#man2mansplaining
15th June 2018
At a friend’s birthday party this week I met a man whose opening conversational gambit – without knowing anything about my background – was a lengthy discourse on his theory of the equivalence of atomic and solar system dynamics, with electrons orbiting nuclei just as planets orbit stars.

As is often the case in these conversations, his ideas contained nuggets of truth mixed with tailings galore. My general approach in such situations is to confirm the well-founded ideas and use the opportunity and obvious enthusiasm to add important missing pieces of theory and observation. In this case, that meant a discussion of the inverse square law in electromagnetism and gravity (“Yes, there are important parallels …”), and of the absence of gravitational charges leading to it being the only effective long-range force (“… and there are also important differences.”) Had there been the opportunity, we could also have covered the quantization of electron orbits and the existence of the ecliptic plane, moons, and orbital decay in planetary dynamics. In this case, however, his immediate response was to inform me that if only I had studied the field I would understand the truth and profundity of his theory.
In her essay “Men Explain Things To Me” my good friend Rebecca Solnit writes about a party at which the male host dominated their conversation with an extended monologue about Edward Muybridge, citing “an important new book on the subject” but unaware that she herself was its author. Soon after the essay was first published, a commenter on a LiveJournal blog post about it coined the term “mansplaining” to describe the assumption that the explainer – by virtue of being a man – is necessarily better-informed than the explainee.

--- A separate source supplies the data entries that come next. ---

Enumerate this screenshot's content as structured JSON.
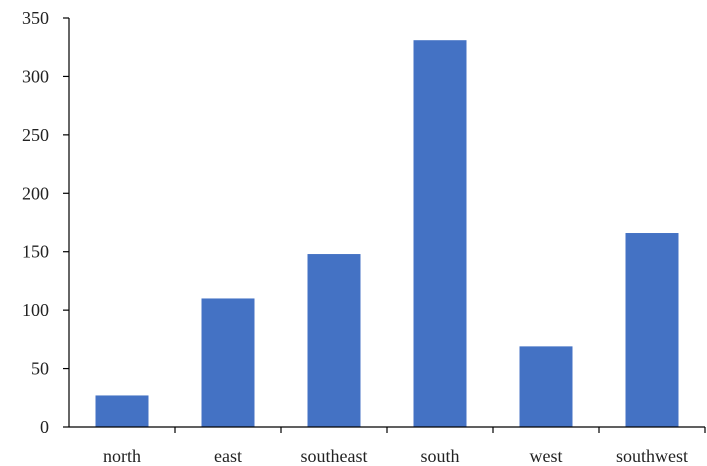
{
  "chart_data": {
    "type": "bar",
    "title": "",
    "xlabel": "",
    "ylabel": "",
    "categories": [
      "north",
      "east",
      "southeast",
      "south",
      "west",
      "southwest"
    ],
    "values": [
      27,
      110,
      148,
      331,
      69,
      166
    ],
    "ylim": [
      0,
      350
    ],
    "yticks": [
      0,
      50,
      100,
      150,
      200,
      250,
      300,
      350
    ],
    "grid": false,
    "legend": "none",
    "bar_color": "#4472C4"
  }
}
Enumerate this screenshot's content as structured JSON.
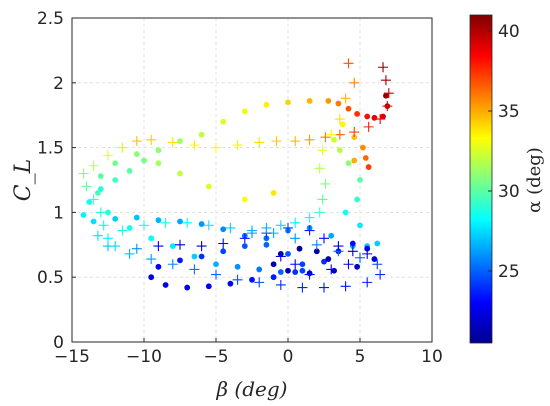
{
  "chart_data": {
    "type": "scatter",
    "xlabel": "β (deg)",
    "ylabel": "C_L",
    "colorbar_label": "α (deg)",
    "xlim": [
      -15,
      10
    ],
    "ylim": [
      0,
      2.5
    ],
    "clim": [
      20.5,
      41
    ],
    "grid": true,
    "x_ticks": [
      "−15",
      "−10",
      "−5",
      "0",
      "5",
      "10"
    ],
    "y_ticks": [
      "0",
      "0.5",
      "1",
      "1.5",
      "2",
      "2.5"
    ],
    "colorbar_ticks": [
      "25",
      "30",
      "35",
      "40"
    ],
    "series": [
      {
        "marker": "dot",
        "points": [
          [
            6.8,
            1.9,
            40.5
          ],
          [
            6.9,
            1.82,
            40.0
          ],
          [
            6.6,
            1.74,
            39.3
          ],
          [
            6.0,
            1.73,
            38.8
          ],
          [
            5.5,
            1.74,
            38.2
          ],
          [
            4.8,
            1.76,
            37.5
          ],
          [
            4.2,
            1.8,
            36.8
          ],
          [
            3.5,
            1.84,
            36.0
          ],
          [
            2.8,
            1.86,
            35.4
          ],
          [
            1.5,
            1.86,
            34.8
          ],
          [
            0.0,
            1.85,
            34.2
          ],
          [
            -1.5,
            1.83,
            33.6
          ],
          [
            -3.0,
            1.78,
            33.0
          ],
          [
            -4.5,
            1.7,
            32.5
          ],
          [
            -6.0,
            1.6,
            32.0
          ],
          [
            -7.5,
            1.55,
            31.5
          ],
          [
            -9.0,
            1.48,
            31.0
          ],
          [
            -10.0,
            1.4,
            30.6
          ],
          [
            -11.0,
            1.32,
            30.0
          ],
          [
            -12.0,
            1.25,
            29.5
          ],
          [
            -13.0,
            1.18,
            29.0
          ],
          [
            -13.8,
            1.08,
            28.5
          ],
          [
            -14.2,
            0.98,
            28.0
          ],
          [
            -13.5,
            0.93,
            27.6
          ],
          [
            -12.0,
            0.95,
            27.2
          ],
          [
            -10.5,
            0.96,
            27.0
          ],
          [
            -9.0,
            0.94,
            26.7
          ],
          [
            -7.5,
            0.93,
            26.4
          ],
          [
            -6.0,
            0.91,
            26.1
          ],
          [
            -4.5,
            0.87,
            25.8
          ],
          [
            -3.0,
            0.82,
            25.5
          ],
          [
            -1.5,
            0.75,
            25.1
          ],
          [
            0.0,
            0.68,
            24.8
          ],
          [
            1.0,
            0.6,
            24.4
          ],
          [
            0.5,
            0.54,
            24.0
          ],
          [
            -1.0,
            0.5,
            23.6
          ],
          [
            -2.5,
            0.48,
            23.3
          ],
          [
            -4.0,
            0.45,
            23.0
          ],
          [
            -5.5,
            0.43,
            22.8
          ],
          [
            -7.0,
            0.42,
            22.6
          ],
          [
            -8.5,
            0.44,
            22.4
          ],
          [
            -9.5,
            0.5,
            22.6
          ],
          [
            -9.0,
            0.58,
            23.0
          ],
          [
            -7.5,
            0.63,
            23.5
          ],
          [
            -6.0,
            0.66,
            24.0
          ],
          [
            -4.5,
            0.7,
            24.4
          ],
          [
            -3.0,
            0.74,
            24.8
          ],
          [
            -1.5,
            0.8,
            25.2
          ],
          [
            0.0,
            0.86,
            25.6
          ],
          [
            1.5,
            0.88,
            26.0
          ],
          [
            3.0,
            0.82,
            26.4
          ],
          [
            4.5,
            0.74,
            26.8
          ],
          [
            5.5,
            0.74,
            27.0
          ],
          [
            6.2,
            0.76,
            27.2
          ],
          [
            5.0,
            0.9,
            27.8
          ],
          [
            4.0,
            1.0,
            28.4
          ],
          [
            4.8,
            1.1,
            29.2
          ],
          [
            5.0,
            1.25,
            30.0
          ],
          [
            4.2,
            1.38,
            31.0
          ],
          [
            3.6,
            1.48,
            31.8
          ],
          [
            3.2,
            1.56,
            32.4
          ],
          [
            3.8,
            1.68,
            33.5
          ],
          [
            4.6,
            1.58,
            34.5
          ],
          [
            5.2,
            1.5,
            35.6
          ],
          [
            5.4,
            1.42,
            36.3
          ],
          [
            5.6,
            1.35,
            37.2
          ],
          [
            4.6,
            1.4,
            35.0
          ],
          [
            -1.0,
            1.15,
            33.8
          ],
          [
            -3.0,
            1.1,
            33.2
          ],
          [
            -5.5,
            1.2,
            32.6
          ],
          [
            -7.5,
            1.3,
            32.0
          ],
          [
            -9.0,
            1.38,
            31.5
          ],
          [
            -10.5,
            1.45,
            31.0
          ],
          [
            -12.0,
            1.38,
            30.5
          ],
          [
            -13.0,
            1.28,
            30.0
          ],
          [
            -13.2,
            1.15,
            29.6
          ],
          [
            -12.5,
            1.0,
            29.0
          ],
          [
            -11.0,
            0.88,
            28.6
          ],
          [
            -9.5,
            0.8,
            28.2
          ],
          [
            -8.0,
            0.74,
            27.8
          ],
          [
            -6.5,
            0.66,
            27.2
          ],
          [
            -5.0,
            0.6,
            26.6
          ],
          [
            -3.5,
            0.58,
            26.0
          ],
          [
            -2.0,
            0.56,
            25.5
          ],
          [
            -0.5,
            0.54,
            25.0
          ],
          [
            1.0,
            0.55,
            24.4
          ],
          [
            2.5,
            0.62,
            24.0
          ],
          [
            3.5,
            0.7,
            23.6
          ],
          [
            4.5,
            0.76,
            23.2
          ],
          [
            5.5,
            0.72,
            22.8
          ],
          [
            6.0,
            0.64,
            22.4
          ],
          [
            4.8,
            0.58,
            22.0
          ],
          [
            3.2,
            0.55,
            21.8
          ],
          [
            1.5,
            0.53,
            21.6
          ],
          [
            0.0,
            0.55,
            21.4
          ],
          [
            -1.0,
            0.6,
            21.3
          ],
          [
            -0.5,
            0.68,
            21.2
          ],
          [
            0.8,
            0.72,
            21.2
          ],
          [
            2.0,
            0.7,
            21.3
          ],
          [
            2.8,
            0.64,
            21.4
          ]
        ]
      },
      {
        "marker": "plus",
        "points": [
          [
            6.6,
            2.12,
            40.8
          ],
          [
            6.8,
            2.02,
            40.2
          ],
          [
            7.0,
            1.92,
            39.6
          ],
          [
            6.9,
            1.82,
            39.0
          ],
          [
            6.4,
            1.72,
            38.4
          ],
          [
            5.6,
            1.66,
            37.8
          ],
          [
            4.6,
            1.62,
            37.2
          ],
          [
            3.6,
            1.6,
            36.6
          ],
          [
            2.6,
            1.58,
            36.0
          ],
          [
            1.5,
            1.56,
            35.4
          ],
          [
            0.5,
            1.55,
            34.8
          ],
          [
            -0.8,
            1.55,
            34.4
          ],
          [
            -2.0,
            1.54,
            34.0
          ],
          [
            -3.5,
            1.52,
            33.6
          ],
          [
            -5.0,
            1.5,
            33.4
          ],
          [
            -6.5,
            1.52,
            33.6
          ],
          [
            -8.0,
            1.54,
            34.0
          ],
          [
            -9.5,
            1.56,
            34.4
          ],
          [
            -10.5,
            1.55,
            34.6
          ],
          [
            -11.5,
            1.5,
            33.8
          ],
          [
            -12.5,
            1.44,
            32.8
          ],
          [
            -13.5,
            1.36,
            31.8
          ],
          [
            -14.2,
            1.3,
            31.0
          ],
          [
            -14.0,
            1.2,
            30.2
          ],
          [
            -13.5,
            1.1,
            29.4
          ],
          [
            -13.0,
            1.0,
            28.8
          ],
          [
            -12.8,
            0.9,
            28.2
          ],
          [
            -13.2,
            0.82,
            27.6
          ],
          [
            -12.5,
            0.74,
            27.0
          ],
          [
            -11.0,
            0.68,
            26.6
          ],
          [
            -9.5,
            0.64,
            26.2
          ],
          [
            -8.0,
            0.6,
            25.8
          ],
          [
            -6.5,
            0.56,
            25.4
          ],
          [
            -5.0,
            0.52,
            25.0
          ],
          [
            -3.5,
            0.48,
            24.6
          ],
          [
            -2.0,
            0.46,
            24.3
          ],
          [
            -0.5,
            0.44,
            24.0
          ],
          [
            1.0,
            0.42,
            23.8
          ],
          [
            2.5,
            0.42,
            23.6
          ],
          [
            4.0,
            0.43,
            23.5
          ],
          [
            5.5,
            0.46,
            23.7
          ],
          [
            6.4,
            0.52,
            24.0
          ],
          [
            6.2,
            0.6,
            24.4
          ],
          [
            5.0,
            0.65,
            24.8
          ],
          [
            3.5,
            0.7,
            25.2
          ],
          [
            2.0,
            0.75,
            25.6
          ],
          [
            0.5,
            0.8,
            26.0
          ],
          [
            -1.0,
            0.84,
            26.4
          ],
          [
            -2.5,
            0.86,
            26.8
          ],
          [
            -4.0,
            0.88,
            27.2
          ],
          [
            -5.5,
            0.9,
            27.8
          ],
          [
            -7.0,
            0.92,
            28.2
          ],
          [
            -8.5,
            0.92,
            28.6
          ],
          [
            -10.0,
            0.9,
            28.8
          ],
          [
            -11.5,
            0.86,
            28.5
          ],
          [
            -12.5,
            0.8,
            28.0
          ],
          [
            -12.0,
            0.74,
            27.4
          ],
          [
            -10.5,
            0.72,
            26.0
          ],
          [
            -9.0,
            0.74,
            23.0
          ],
          [
            -7.5,
            0.75,
            22.2
          ],
          [
            -6.0,
            0.74,
            22.0
          ],
          [
            -4.5,
            0.76,
            22.5
          ],
          [
            -3.0,
            0.8,
            23.4
          ],
          [
            -1.5,
            0.84,
            24.0
          ],
          [
            0.0,
            0.88,
            24.2
          ],
          [
            1.5,
            0.86,
            23.8
          ],
          [
            2.5,
            0.8,
            23.2
          ],
          [
            3.5,
            0.74,
            22.6
          ],
          [
            4.5,
            0.7,
            22.2
          ],
          [
            5.5,
            0.68,
            22.0
          ],
          [
            4.2,
            0.6,
            22.4
          ],
          [
            3.0,
            0.56,
            23.0
          ],
          [
            1.5,
            0.52,
            23.4
          ],
          [
            0.5,
            0.6,
            23.0
          ],
          [
            -0.5,
            0.66,
            22.6
          ],
          [
            4.2,
            2.15,
            36.8
          ],
          [
            4.6,
            2.0,
            35.8
          ],
          [
            4.0,
            1.88,
            34.8
          ],
          [
            3.6,
            1.72,
            34.0
          ],
          [
            3.0,
            1.6,
            33.4
          ],
          [
            2.4,
            1.48,
            32.8
          ],
          [
            2.2,
            1.34,
            31.8
          ],
          [
            2.6,
            1.22,
            30.8
          ],
          [
            2.4,
            1.1,
            30.2
          ],
          [
            2.2,
            1.0,
            29.6
          ],
          [
            1.5,
            0.96,
            28.8
          ],
          [
            0.5,
            0.92,
            28.0
          ],
          [
            -0.5,
            0.9,
            27.4
          ],
          [
            -1.5,
            0.88,
            26.8
          ],
          [
            -2.5,
            0.84,
            26.0
          ]
        ]
      }
    ]
  }
}
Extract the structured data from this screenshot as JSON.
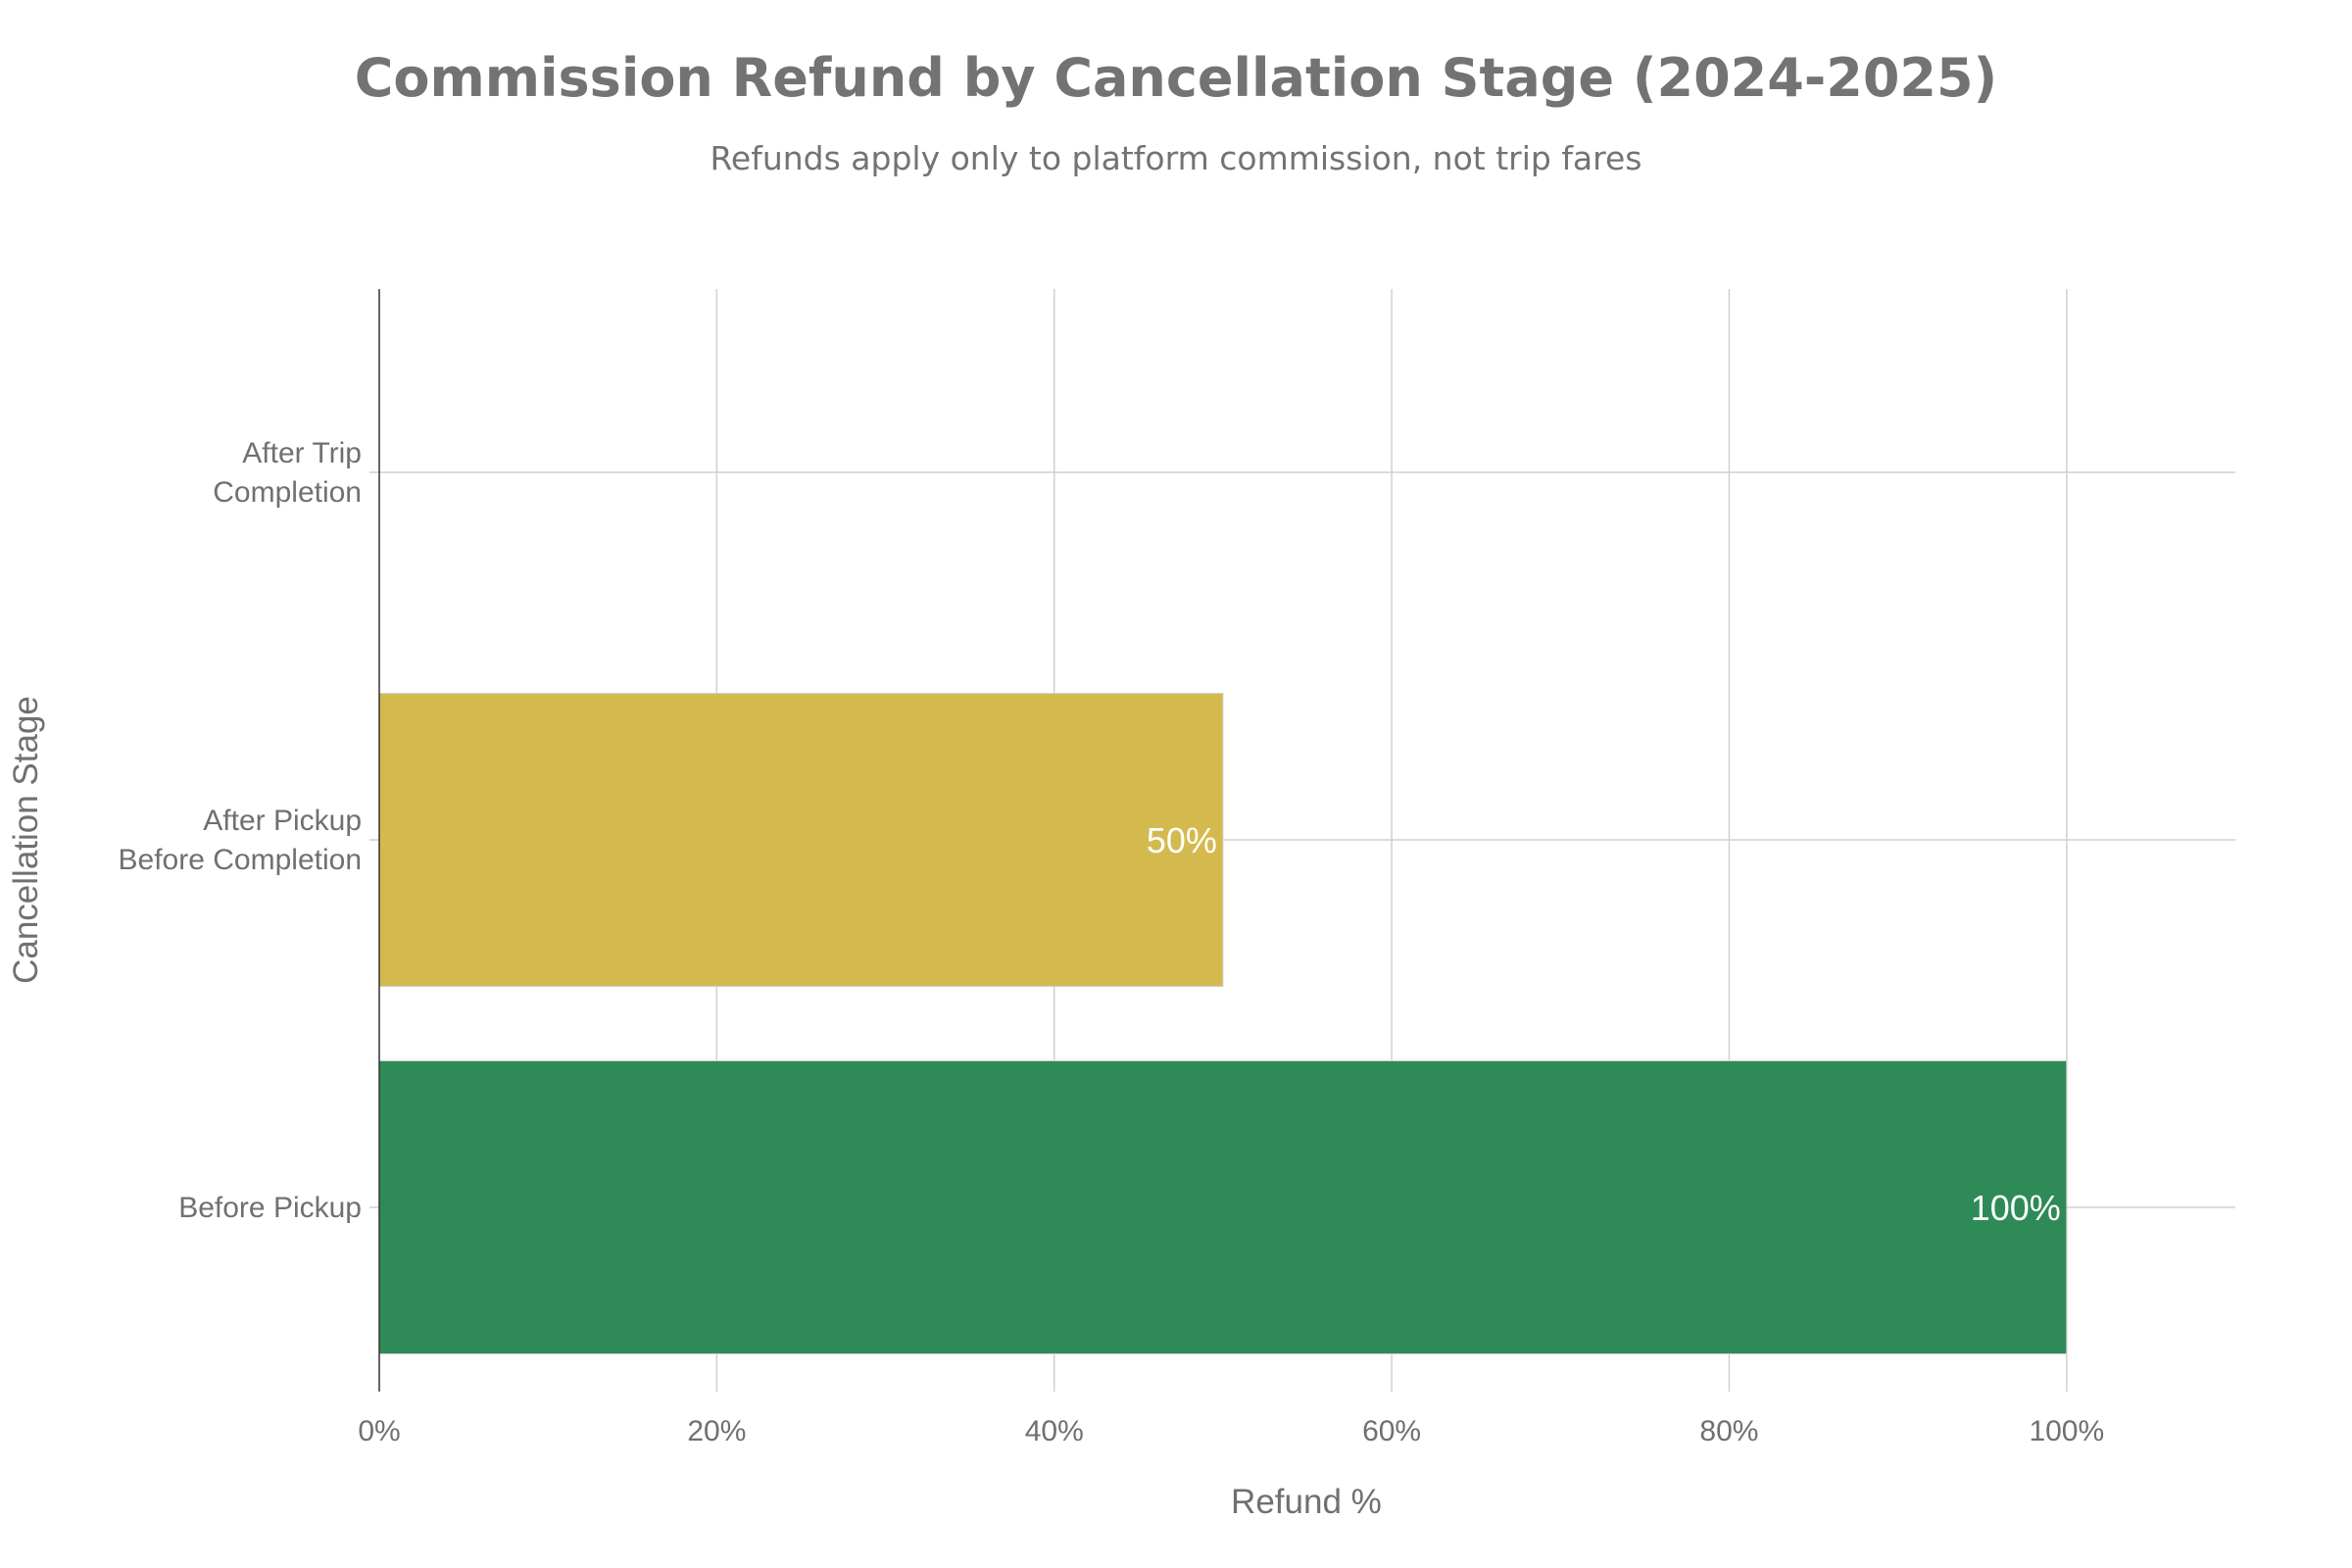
{
  "chart_data": {
    "type": "bar",
    "orientation": "horizontal",
    "title": "Commission Refund by Cancellation Stage (2024-2025)",
    "subtitle": "Refunds apply only to platform commission, not trip fares",
    "xlabel": "Refund %",
    "ylabel": "Cancellation Stage",
    "categories": [
      [
        "Before Pickup"
      ],
      [
        "After Pickup",
        "Before Completion"
      ],
      [
        "After Trip",
        "Completion"
      ]
    ],
    "values": [
      100,
      50,
      0
    ],
    "data_labels": [
      "100%",
      "50%",
      ""
    ],
    "colors": [
      "#2E8B57",
      "#D4BA4E",
      "#B22222"
    ],
    "xlim": [
      0,
      110
    ],
    "xticks": [
      0,
      20,
      40,
      60,
      80,
      100
    ],
    "xtick_labels": [
      "0%",
      "20%",
      "40%",
      "60%",
      "80%",
      "100%"
    ],
    "grid": true,
    "legend": "none"
  }
}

Undoubtedly the explainee is more often a woman than a man, and equally without question, I have been guilty of mansplaining myself, even with the best intentions. What struck me particularly about my electrons-and-planets exchange was my new friend’s ability to maintain the mansplaining mindset even to an older white middle-class professional man who is giving every indication of expertise in the topic at hand. It was a valuable reminder to me of just how ingrained this behavior is, and how important it is for me to keep checking my own assumptions about people as I talk with them.